LORA（Low-Rank Adaptation of Large Language Models）微調方法：凍結預訓練好的模型權重參數，在凍結原模型參數的情況下，通過往模型中加入額外的網絡層，并只訓練這些新增的網絡層參數。

LoRA 的思想：

?在原始 PLM (Pre-trained Language Model) 旁邊增加一個旁路，做一個降維再升維的操作。

?訓練的時候固定 PLM 的參數，只訓練降維矩陣A與升維矩B。而模型的輸入輸出維度不變，輸出時將BA與 PLM 的參數疊加。

?用隨機高斯分布初始化A，用 0 矩陣初始化B，保證訓練的開始此旁路矩陣依然是 0 矩陣。

3.2 微調

huggingface提供的peft工具可以方便微調PLM模型，這里也是采用的peft工具來創建LORA。

peft的github： https://gitcode.net/mirrors/huggingface/peft?utm_source=csdn_github_accelerator

加載模型和lora微調：

    # load model
    tokenizer = AutoTokenizer.from_pretrained(args.model_dir, trust_remote_code=True)
    model = AutoModel.from_pretrained(args.model_dir, trust_remote_code=True)
    
    print("tokenizer:", tokenizer)
    
    # get LoRA model
    config = LoraConfig(
        r=args.lora_r,
        lora_alpha=32,
        lora_dropout=0.1,
        bias="none",)
    
    # 加載lora模型
    model = get_peft_model(model, config)
    # 半精度方式
    model = model.half().to(device)

這里需要注意的是，用huggingface加載本地模型，需要創建work文件，EA上沒有權限在沒有在.cache創建，這里需要自己先制定work路徑。

import os
os.environ['TRANSFORMERS_CACHE'] = os.path.dirname(os.path.abspath(__file__))+"/work/"
os.environ['HF_MODULES_CACHE'] = os.path.dirname(os.path.abspath(__file__))+"/work/"

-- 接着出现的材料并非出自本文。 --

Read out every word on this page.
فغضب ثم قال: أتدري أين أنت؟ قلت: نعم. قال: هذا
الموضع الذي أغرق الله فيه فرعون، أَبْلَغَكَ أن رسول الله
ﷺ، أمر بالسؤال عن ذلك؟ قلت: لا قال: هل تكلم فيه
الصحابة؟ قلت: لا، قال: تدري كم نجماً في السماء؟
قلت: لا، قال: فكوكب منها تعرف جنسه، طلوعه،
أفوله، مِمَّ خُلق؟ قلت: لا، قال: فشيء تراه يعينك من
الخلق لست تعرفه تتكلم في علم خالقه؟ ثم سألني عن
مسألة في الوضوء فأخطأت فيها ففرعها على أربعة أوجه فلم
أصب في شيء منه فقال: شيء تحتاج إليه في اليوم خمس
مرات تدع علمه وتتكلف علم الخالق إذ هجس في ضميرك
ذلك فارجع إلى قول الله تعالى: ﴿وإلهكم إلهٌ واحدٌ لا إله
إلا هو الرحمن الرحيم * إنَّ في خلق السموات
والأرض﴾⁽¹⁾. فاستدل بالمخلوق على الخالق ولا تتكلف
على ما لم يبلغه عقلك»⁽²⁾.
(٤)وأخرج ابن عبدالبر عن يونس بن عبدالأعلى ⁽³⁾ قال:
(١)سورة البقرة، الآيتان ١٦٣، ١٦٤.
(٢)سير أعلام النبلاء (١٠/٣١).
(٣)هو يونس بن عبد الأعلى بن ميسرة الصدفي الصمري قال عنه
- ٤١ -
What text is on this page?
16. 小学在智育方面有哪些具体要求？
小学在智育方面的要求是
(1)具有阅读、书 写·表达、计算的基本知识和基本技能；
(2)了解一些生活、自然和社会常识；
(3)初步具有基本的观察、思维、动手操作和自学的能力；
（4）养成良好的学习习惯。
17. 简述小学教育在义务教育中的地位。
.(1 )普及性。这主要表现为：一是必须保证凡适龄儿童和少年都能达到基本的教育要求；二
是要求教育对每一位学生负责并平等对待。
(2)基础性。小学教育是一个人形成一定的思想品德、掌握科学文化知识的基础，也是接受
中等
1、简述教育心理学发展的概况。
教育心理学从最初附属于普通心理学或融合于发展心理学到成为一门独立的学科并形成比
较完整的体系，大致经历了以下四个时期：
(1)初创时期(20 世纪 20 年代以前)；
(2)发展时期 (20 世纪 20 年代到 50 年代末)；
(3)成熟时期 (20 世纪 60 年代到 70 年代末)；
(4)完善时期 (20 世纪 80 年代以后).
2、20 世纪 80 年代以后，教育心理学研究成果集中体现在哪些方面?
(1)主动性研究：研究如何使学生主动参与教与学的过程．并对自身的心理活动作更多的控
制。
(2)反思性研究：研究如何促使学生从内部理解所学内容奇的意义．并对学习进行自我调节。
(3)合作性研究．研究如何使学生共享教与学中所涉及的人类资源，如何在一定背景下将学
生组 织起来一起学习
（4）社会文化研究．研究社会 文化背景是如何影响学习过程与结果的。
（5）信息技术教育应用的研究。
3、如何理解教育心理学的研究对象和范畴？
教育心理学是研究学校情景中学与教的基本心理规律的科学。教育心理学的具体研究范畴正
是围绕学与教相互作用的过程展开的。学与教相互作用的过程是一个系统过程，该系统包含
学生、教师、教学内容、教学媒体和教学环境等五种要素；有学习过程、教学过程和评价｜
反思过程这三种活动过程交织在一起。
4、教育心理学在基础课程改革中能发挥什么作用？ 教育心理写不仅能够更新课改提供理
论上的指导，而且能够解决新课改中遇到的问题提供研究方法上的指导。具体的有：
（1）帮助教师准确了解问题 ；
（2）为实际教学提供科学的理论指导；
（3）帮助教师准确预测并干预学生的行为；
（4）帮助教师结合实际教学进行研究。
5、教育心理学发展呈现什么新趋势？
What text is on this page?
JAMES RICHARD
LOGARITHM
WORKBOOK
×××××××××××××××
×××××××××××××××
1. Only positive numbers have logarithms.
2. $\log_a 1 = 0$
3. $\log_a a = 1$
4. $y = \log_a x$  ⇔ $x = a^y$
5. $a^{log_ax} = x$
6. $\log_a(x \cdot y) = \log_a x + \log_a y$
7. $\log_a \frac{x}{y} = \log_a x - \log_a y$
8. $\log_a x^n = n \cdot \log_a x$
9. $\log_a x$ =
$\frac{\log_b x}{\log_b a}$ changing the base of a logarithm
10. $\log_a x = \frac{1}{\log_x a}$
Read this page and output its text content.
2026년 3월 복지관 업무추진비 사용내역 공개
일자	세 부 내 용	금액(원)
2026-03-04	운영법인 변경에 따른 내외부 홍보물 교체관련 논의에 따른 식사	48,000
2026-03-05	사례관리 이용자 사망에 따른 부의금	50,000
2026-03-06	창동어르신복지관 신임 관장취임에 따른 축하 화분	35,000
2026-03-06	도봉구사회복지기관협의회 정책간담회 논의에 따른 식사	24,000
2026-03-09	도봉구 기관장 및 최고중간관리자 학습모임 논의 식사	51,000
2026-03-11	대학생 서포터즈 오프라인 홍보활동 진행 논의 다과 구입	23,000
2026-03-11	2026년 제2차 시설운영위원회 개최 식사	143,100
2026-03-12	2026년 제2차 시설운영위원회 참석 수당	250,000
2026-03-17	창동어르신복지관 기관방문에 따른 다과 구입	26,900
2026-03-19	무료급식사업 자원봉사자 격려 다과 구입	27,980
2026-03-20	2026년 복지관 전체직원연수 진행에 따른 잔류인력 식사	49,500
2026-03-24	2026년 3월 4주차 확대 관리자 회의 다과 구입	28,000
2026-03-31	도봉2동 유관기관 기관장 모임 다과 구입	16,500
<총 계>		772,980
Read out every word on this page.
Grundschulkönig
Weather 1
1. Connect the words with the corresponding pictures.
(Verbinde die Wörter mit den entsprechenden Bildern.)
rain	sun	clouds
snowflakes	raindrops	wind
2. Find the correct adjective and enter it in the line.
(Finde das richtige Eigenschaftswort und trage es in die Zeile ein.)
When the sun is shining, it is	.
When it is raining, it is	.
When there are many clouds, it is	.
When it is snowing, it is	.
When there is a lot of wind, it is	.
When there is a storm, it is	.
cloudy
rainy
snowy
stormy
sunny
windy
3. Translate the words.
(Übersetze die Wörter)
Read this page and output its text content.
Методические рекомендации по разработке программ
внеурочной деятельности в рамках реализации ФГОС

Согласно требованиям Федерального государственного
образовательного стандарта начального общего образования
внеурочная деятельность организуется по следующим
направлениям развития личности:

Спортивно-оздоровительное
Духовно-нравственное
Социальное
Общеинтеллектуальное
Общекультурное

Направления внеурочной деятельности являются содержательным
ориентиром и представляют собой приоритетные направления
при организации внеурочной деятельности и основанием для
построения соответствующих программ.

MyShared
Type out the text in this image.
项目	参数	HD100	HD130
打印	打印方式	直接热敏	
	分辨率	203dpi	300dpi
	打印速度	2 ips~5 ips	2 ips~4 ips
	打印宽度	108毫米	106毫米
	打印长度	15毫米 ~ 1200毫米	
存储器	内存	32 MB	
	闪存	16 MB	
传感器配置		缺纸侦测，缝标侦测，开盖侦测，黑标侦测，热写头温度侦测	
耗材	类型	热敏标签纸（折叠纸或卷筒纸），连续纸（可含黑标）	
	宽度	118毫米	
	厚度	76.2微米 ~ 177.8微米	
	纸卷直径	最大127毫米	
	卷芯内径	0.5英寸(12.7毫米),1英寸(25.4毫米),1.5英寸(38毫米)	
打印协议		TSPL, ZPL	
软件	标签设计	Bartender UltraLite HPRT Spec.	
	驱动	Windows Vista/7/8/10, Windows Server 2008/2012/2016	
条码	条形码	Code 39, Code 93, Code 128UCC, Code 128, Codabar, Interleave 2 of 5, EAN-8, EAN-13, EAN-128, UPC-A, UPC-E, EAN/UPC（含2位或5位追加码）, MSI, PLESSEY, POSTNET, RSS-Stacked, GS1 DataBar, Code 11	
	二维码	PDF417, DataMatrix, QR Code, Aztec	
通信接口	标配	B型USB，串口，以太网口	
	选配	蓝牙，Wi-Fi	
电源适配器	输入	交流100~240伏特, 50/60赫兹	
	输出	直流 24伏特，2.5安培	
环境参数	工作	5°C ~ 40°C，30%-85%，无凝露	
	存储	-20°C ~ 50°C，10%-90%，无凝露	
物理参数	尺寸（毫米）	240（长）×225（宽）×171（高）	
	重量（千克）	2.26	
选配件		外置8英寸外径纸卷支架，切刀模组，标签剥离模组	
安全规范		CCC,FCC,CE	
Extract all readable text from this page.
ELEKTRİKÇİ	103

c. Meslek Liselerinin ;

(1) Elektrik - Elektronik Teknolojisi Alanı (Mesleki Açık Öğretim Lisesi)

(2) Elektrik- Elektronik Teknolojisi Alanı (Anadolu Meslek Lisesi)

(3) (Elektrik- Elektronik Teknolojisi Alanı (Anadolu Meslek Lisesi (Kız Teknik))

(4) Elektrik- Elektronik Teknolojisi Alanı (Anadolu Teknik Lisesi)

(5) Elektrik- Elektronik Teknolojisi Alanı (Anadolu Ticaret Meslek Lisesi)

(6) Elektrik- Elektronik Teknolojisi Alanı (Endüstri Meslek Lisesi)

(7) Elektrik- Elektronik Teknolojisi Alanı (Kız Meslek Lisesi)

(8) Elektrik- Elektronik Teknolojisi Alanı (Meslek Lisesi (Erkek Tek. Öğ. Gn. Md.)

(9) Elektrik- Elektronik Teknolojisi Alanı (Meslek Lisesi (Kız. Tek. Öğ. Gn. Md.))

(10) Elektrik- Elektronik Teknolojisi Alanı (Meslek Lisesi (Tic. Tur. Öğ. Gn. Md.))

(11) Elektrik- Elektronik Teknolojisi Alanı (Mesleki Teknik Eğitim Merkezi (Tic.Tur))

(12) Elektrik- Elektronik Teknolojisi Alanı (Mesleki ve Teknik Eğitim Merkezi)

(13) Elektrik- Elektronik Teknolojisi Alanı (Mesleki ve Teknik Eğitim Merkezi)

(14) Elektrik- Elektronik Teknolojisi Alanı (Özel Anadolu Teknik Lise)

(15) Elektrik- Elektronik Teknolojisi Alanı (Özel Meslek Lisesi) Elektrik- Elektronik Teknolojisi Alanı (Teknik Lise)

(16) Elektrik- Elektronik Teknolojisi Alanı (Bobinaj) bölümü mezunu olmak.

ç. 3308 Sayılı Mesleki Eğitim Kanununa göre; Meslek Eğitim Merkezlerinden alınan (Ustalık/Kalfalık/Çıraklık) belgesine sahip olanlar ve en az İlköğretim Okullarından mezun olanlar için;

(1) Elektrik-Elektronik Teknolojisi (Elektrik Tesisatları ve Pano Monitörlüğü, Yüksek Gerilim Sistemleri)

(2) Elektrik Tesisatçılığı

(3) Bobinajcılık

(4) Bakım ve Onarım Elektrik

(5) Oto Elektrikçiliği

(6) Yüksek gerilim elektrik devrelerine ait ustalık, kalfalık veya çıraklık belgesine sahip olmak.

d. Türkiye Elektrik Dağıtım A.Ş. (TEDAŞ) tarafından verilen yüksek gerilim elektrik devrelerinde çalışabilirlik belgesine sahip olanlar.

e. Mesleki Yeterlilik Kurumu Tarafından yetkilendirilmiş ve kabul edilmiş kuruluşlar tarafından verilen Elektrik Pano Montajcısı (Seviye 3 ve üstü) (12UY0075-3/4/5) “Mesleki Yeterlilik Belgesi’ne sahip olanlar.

如果需要用deepspeed方式訓練，選擇你需要的zero-stage方式：

    conf = {"train_micro_batch_size_per_gpu": args.train_batch_size,
            "gradient_accumulation_steps": args.gradient_accumulation_steps,
            "optimizer": {
                "type": "Adam",
                "params": {
                    "lr": 1e-5,
                    "betas": [
                        0.9,
                        0.95
                    ],
                    "eps": 1e-8,
                    "weight_decay": 5e-4
                }
            },
            "fp16": {
                "enabled": True
            },
            "zero_optimization": {
                "stage": 1,
                "offload_optimizer": {
                    "device": "cpu",
                    "pin_memory": True
                },
                "allgather_partitions": True,
                "allgather_bucket_size": 2e8,
                "overlap_comm": True,
                "reduce_scatter": True,
                "reduce_bucket_size": 2e8,
                "contiguous_gradients": True
            },
            "steps_per_print": args.log_steps
            }

其他都是數據處理處理方面的工作，需要關注的就是怎么去構建prompt，個人認為在領域內做微調構建prompt非常重要，最終對模型的影響也比較大。

四、微調結果

目前模型還在finetune中，batch=1，epoch=3，已經迭代一輪。